WELLINGTON/TOKYO (REUTERS, BLOOMBERG) - China's efforts to restore calm to its turbulent markets showed early signs of success as the yuan stabilized and regional equities rallied for the first time in five days. US treasuries and the yen fell as demand for havens eased.
The Shanghai Composite Index gained 2.4 per cent at the midday break after the securities regulator suspended a controversial circuit-breaker system, while Asia's benchmark share index pared its biggest weekly drop since 2011. The yuan rose 0.1 per cent in onshore trading after the central bank ended an eight-day stretch of setting weaker reference rates.
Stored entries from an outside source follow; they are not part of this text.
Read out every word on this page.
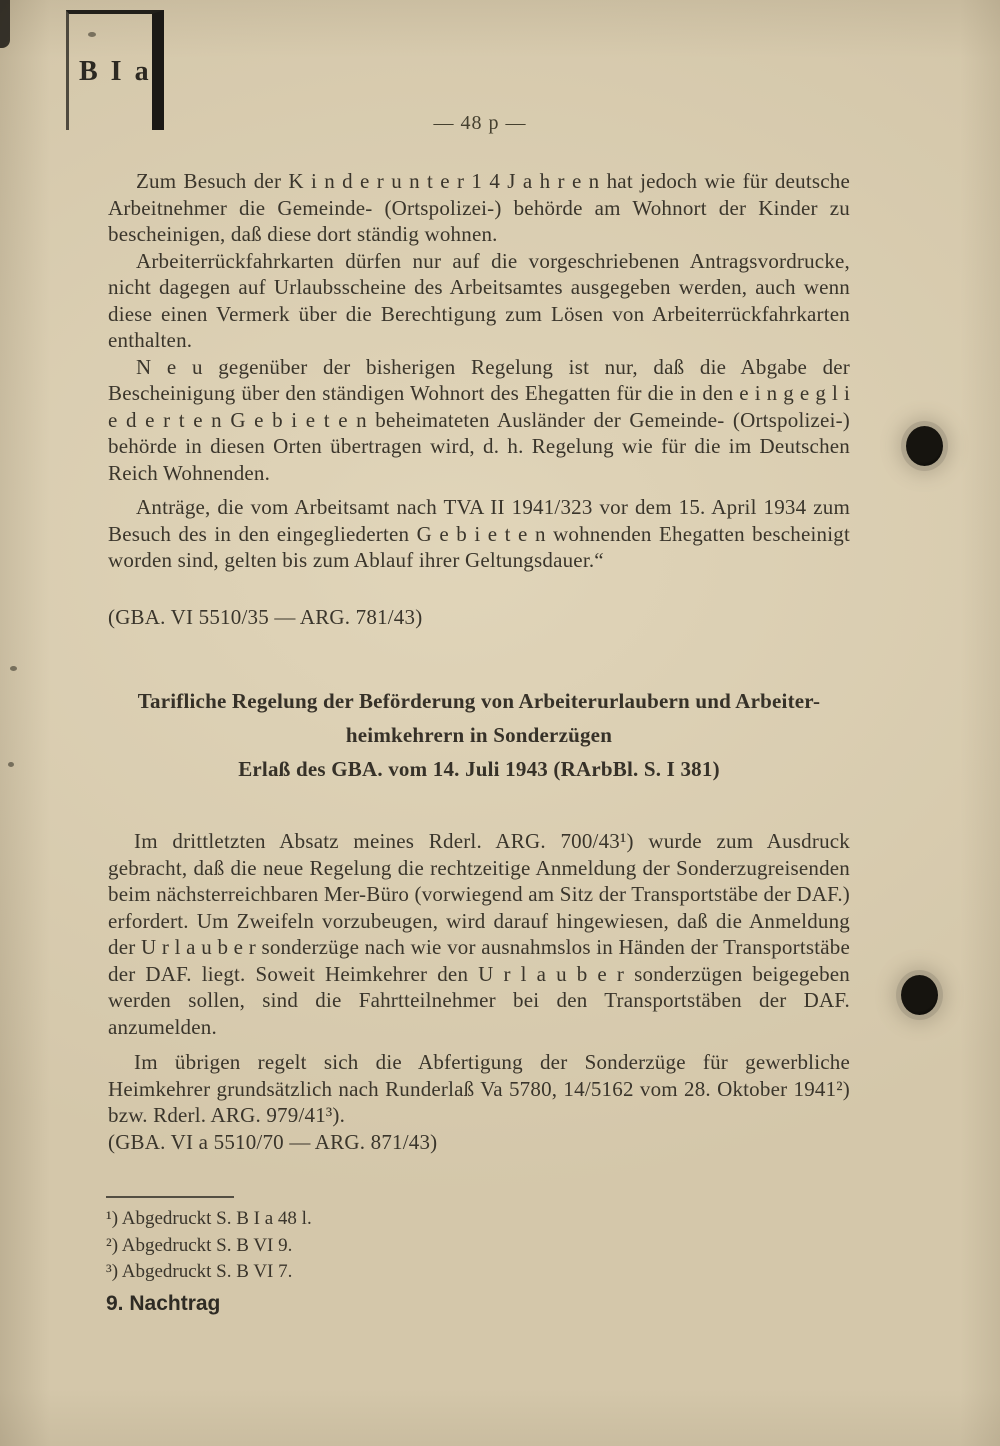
B I a
— 48 p —

Zum Besuch der K i n d e r u n t e r 1 4 J a h r e n hat jedoch wie für deutsche Arbeitnehmer die Gemeinde- (Ortspolizei-) behörde am Wohnort der Kinder zu bescheinigen, daß diese dort ständig wohnen.

Arbeiterrückfahrkarten dürfen nur auf die vorgeschriebenen Antragsvordrucke, nicht dagegen auf Urlaubsscheine des Arbeitsamtes ausgegeben werden, auch wenn diese einen Vermerk über die Berechtigung zum Lösen von Arbeiterrückfahrkarten enthalten.

N e u gegenüber der bisherigen Regelung ist nur, daß die Abgabe der Bescheinigung über den ständigen Wohnort des Ehegatten für die in den e i n g e g l i e d e r t e n G e b i e t e n beheimateten Ausländer der Gemeinde- (Ortspolizei-) behörde in diesen Orten übertragen wird, d. h. Regelung wie für die im Deutschen Reich Wohnenden.

Anträge, die vom Arbeitsamt nach TVA II 1941/323 vor dem 15. April 1934 zum Besuch des in den eingegliederten G e b i e t e n wohnenden Ehegatten bescheinigt worden sind, gelten bis zum Ablauf ihrer Geltungsdauer.“

(GBA. VI 5510/35 — ARG. 781/43)

Tarifliche Regelung der Beförderung von Arbeiterurlaubern und Arbeiter-

heimkehrern in Sonderzügen

Erlaß des GBA. vom 14. Juli 1943 (RArbBl. S. I 381)

Im drittletzten Absatz meines Rderl. ARG. 700/43¹) wurde zum Ausdruck gebracht, daß die neue Regelung die rechtzeitige Anmeldung der Sonderzugreisenden beim nächsterreichbaren Mer-Büro (vorwiegend am Sitz der Transportstäbe der DAF.) erfordert. Um Zweifeln vorzubeugen, wird darauf hingewiesen, daß die Anmeldung der U r l a u b e r sonderzüge nach wie vor ausnahmslos in Händen der Transportstäbe der DAF. liegt. Soweit Heimkehrer den U r l a u b e r sonderzügen beigegeben werden sollen, sind die Fahrtteilnehmer bei den Transportstäben der DAF. anzumelden.

Im übrigen regelt sich die Abfertigung der Sonderzüge für gewerbliche Heimkehrer grundsätzlich nach Runderlaß Va 5780, 14/5162 vom 28. Oktober 1941²) bzw. Rderl. ARG. 979/41³).

(GBA. VI a 5510/70 — ARG. 871/43)

¹) Abgedruckt S. B I a 48 l.

²) Abgedruckt S. B VI 9.

³) Abgedruckt S. B VI 7.

9. Nachtrag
Chinese state-controlled funds also stepped in to buy equities for at least the second time this week, according to people familiar with the matter. Funds purchased financial shares and others with large weightings in benchmark indexes, the people said.
Singapore's Straits Times Index reversed an opening drop of more than 1 per cent to trade 0.79 per cent higher at 2,751.41 as at 1:14 am.
Japan's Topix index gained 0.3 per cent, reversing an earlier loss of as much as 1.2 per cent. Australia's S&P/ASX 200 Index slid 0.4 per cent while South Korea's Kospi index was up 0.6 per cent. The Hang Seng Index rose 1.1 per cent.
Global shares have lost more than US$4 trillion this year as renewed volatility in Chinese markets revived concerns over the ruling Communist Party's ability to manage the world's second- largest economy. The tumult has heightened worries over competitive devaluations and disinflation as emerging-market currencies tumbled with commodities. Investors will shift their attention to America's economy on Friday as the government reports monthly payroll figures, a key variable for US interest rates.
China abandoned its circuit breaker after analysts blamed the new mechanism for exacerbating declines in share prices this week. Mainland exchanges shut early on Thursday and Monday after plunges of 7 per cent in the CSI 300 triggered automatic halts.
The People's Bank of China set the yuan's daily fixing, which restricts onshore moves to a maximum 2 per cent on either side, at 6.5636 per dollar, or 0.02 per cent stronger than Thursday's rate. That's 0.5 per cent higher than Thursday's onshore effective closing price in the spot market and ends an eight-day reduction of 1.42 per cent.
The onshore yuan recovered to 6.5874 at around 0500 GMT, while the offshore yuan was about 1.4 per cent weaker at 6.6835, narrowing a spread that reached around 2 per cent a day earlier.
Since the PBOC devalued the yuan by about 2 per cent last August, the spread has been growing, encouraging an outflow of capital that Beijing has been trying to stem.
"While the market was left with uncertainty on how far the yuan will fall, the Chinese central bank's action (the stronger fix on Friday) was taken as a signal that it does not intend to keep allowing the yuan to fall," said Yoshinori Shigemi, a market strategist at JPMorgan Asset Management.
Sources told Reuters that China's foreign exchange regulator has ordered banks in some trading hubs, including Shenzhen, to limit clients' dollar purchases this month, the latest attempt to stem capital outflows.
Standard Chartered and DBS Group Holdings are among three lenders that China's central bank last week suspended from conducting some foreign exchange business, three sources with direct knowledge told Reuters on Thursday.
Sources for an earlier story on cross-border currency dealing said some banks may have been targetted because of the large scale of their cross-border forex businesses.